King, here imagined as a milquetoast of a mama’s boy, spouts platitudes as he promises a dying tubercular child (Satine Scarlett Montaz) maple-walnut ice cream, and cheerfully proves his mettle at clubbing seals in the competition to land the job of prime minister. He sees beyond the present, with an expression that reflects his vision of the grandeur of his country that waves its flags with insistent jingoism as it warns its populace not to expect to much, but to give it their all. In one character’s striving for a goal he never set for himself, a nation’s feelings of inadequacy are lampooned, and the parody of political contests decided by a blue-ribbon committee, and based strictly on style rather than scoring (in dead seal pups, for example), makes its point all too cogently. And that’s before Queen Victoria’s Viceroy, Lord Muto (Seán Cullen), tempts and taunts our putative hero with imperial condescension and two daughters, each of which is parable of romance gone horribly, horribly wrong.

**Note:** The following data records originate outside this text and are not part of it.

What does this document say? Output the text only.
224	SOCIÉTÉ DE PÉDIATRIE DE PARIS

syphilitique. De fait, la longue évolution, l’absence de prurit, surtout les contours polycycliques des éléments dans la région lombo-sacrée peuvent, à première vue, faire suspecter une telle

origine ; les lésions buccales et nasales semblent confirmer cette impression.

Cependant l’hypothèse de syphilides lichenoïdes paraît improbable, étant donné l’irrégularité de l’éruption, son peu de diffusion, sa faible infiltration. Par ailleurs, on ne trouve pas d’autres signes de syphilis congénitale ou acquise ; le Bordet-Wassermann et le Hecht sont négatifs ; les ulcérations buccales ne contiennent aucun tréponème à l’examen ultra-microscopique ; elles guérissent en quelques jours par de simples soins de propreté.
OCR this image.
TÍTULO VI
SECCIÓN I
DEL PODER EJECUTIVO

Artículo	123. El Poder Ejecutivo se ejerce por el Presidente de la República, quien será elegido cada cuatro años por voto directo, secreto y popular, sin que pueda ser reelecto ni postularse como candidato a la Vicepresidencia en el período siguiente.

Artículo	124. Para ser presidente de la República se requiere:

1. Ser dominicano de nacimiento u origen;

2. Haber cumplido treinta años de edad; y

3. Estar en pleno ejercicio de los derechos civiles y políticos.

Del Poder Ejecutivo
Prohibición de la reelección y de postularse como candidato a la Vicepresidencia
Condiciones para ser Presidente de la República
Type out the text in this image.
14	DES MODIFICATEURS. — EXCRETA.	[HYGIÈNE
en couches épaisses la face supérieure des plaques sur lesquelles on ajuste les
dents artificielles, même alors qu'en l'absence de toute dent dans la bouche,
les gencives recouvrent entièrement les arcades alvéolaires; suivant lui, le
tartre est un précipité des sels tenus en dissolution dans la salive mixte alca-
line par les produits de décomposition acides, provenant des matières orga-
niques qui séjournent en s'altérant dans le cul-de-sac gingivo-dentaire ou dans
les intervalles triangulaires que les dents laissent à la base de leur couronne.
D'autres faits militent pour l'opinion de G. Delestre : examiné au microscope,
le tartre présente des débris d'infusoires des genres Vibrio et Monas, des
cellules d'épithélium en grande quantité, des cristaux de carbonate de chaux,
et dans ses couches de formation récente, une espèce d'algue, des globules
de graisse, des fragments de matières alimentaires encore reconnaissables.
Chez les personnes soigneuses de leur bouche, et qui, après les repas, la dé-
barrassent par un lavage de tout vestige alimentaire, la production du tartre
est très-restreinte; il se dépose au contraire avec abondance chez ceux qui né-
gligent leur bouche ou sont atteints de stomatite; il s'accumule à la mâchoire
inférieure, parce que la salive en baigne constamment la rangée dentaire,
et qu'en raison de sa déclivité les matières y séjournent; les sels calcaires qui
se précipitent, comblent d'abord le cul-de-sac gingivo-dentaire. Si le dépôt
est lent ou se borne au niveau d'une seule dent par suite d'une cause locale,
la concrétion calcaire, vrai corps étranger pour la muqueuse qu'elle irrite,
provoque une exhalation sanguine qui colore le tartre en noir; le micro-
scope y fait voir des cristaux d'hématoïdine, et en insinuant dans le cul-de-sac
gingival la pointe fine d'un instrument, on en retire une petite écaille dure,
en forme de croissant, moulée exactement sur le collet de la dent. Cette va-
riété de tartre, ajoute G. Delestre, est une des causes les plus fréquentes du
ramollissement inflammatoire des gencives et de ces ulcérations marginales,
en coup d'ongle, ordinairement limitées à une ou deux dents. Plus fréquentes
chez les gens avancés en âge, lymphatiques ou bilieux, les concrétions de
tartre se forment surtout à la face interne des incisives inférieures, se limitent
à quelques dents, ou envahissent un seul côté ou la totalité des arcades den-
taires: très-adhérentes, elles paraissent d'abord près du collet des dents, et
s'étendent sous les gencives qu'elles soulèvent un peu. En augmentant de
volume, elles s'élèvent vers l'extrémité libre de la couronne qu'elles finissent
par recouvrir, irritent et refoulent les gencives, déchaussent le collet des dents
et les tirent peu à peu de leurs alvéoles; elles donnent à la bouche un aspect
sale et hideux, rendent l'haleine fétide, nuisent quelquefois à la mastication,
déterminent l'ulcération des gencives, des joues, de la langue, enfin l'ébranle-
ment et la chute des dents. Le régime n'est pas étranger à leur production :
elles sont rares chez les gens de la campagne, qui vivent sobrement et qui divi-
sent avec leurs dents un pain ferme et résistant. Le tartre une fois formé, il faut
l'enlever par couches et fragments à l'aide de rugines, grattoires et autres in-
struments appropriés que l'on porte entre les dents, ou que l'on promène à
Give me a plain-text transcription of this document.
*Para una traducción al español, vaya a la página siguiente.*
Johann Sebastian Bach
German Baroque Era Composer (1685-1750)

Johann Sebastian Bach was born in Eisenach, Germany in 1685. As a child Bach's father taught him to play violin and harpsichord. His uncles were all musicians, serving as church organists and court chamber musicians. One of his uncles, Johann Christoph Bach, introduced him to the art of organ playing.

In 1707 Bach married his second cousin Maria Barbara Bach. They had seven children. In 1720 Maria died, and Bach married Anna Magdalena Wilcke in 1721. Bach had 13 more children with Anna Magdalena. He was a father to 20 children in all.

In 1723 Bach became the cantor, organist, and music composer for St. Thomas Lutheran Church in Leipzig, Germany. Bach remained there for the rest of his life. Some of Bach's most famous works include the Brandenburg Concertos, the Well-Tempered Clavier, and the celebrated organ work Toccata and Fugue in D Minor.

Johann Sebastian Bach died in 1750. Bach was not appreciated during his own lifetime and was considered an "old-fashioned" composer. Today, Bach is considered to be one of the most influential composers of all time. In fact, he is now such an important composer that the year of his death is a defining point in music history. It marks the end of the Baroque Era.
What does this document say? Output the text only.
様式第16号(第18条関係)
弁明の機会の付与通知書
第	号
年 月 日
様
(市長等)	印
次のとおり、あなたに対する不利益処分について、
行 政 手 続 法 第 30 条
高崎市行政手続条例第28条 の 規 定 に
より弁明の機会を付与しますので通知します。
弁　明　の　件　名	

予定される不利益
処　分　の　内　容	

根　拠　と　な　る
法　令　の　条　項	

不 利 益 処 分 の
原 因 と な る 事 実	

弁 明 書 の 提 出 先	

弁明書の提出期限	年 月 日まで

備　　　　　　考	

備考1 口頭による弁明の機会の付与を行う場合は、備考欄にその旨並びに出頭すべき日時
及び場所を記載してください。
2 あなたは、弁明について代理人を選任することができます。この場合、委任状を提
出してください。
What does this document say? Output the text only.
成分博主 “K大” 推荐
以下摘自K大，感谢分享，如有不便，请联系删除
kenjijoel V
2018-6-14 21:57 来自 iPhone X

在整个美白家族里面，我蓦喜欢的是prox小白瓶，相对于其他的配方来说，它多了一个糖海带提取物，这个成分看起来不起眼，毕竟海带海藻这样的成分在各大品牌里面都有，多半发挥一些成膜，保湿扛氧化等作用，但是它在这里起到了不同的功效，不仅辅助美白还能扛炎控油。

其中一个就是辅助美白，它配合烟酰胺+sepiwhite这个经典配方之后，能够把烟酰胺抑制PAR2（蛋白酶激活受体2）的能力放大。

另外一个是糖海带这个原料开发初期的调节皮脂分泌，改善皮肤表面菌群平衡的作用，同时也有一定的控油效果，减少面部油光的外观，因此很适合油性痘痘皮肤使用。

There is a great deal to unpack here, from King’s mother (Louis Negin, one of several cross-gender castings) shut away in a canopied bed behind a locked door to avoid the horrors of a second conjugal visit from King’s impecunious father (Richard Jutras), to the selflessness amour fou felt for him by his mother’s nurse (Sarianne Cormie), whose noble purity of spirit is matched only by her abilities to render scale drawings and bake cakes. The humor takes no prisoners, be it a hagiographic depiction of Quebec, to the way people get around the stylized sets in giant Canadian geese. This is commentary that is merciless and razor sharp in its gleefully silly, color-saturated hyperbole, using the Boer War as its exemplar of herd mentality, and a spewing cactus, a gift from the mysterious Dr. Wakefield (Kee Chan) to externalize King’s self-loathing for his, ahem, solitary vice that requires used female footwear, the ranker the better.
Yet there is in King, this version at least, something sympathetic for his having been used so badly by those who shaped him. He evinces the nobility optimism and the innocence of believing that the world is as it should be. Shades of Candide and the best-of-all-possible-worlds excuse for self-righteous acquiescence in the face of obvious contradictions.
THE TWENTIETH CENTURY is rife with visual puns, overpowering lusts (not necessarily hormonal), and ribald, rollicking political satire. Yet, and this may be the most remarkable thing, there is in every oneiric, image and every poke in the metaphorical rib, even in the send-up of that most sacred of Canuck institutions, ice hockey, Rankin’s unmistakable affection for Canada. Surrender to the contradiction.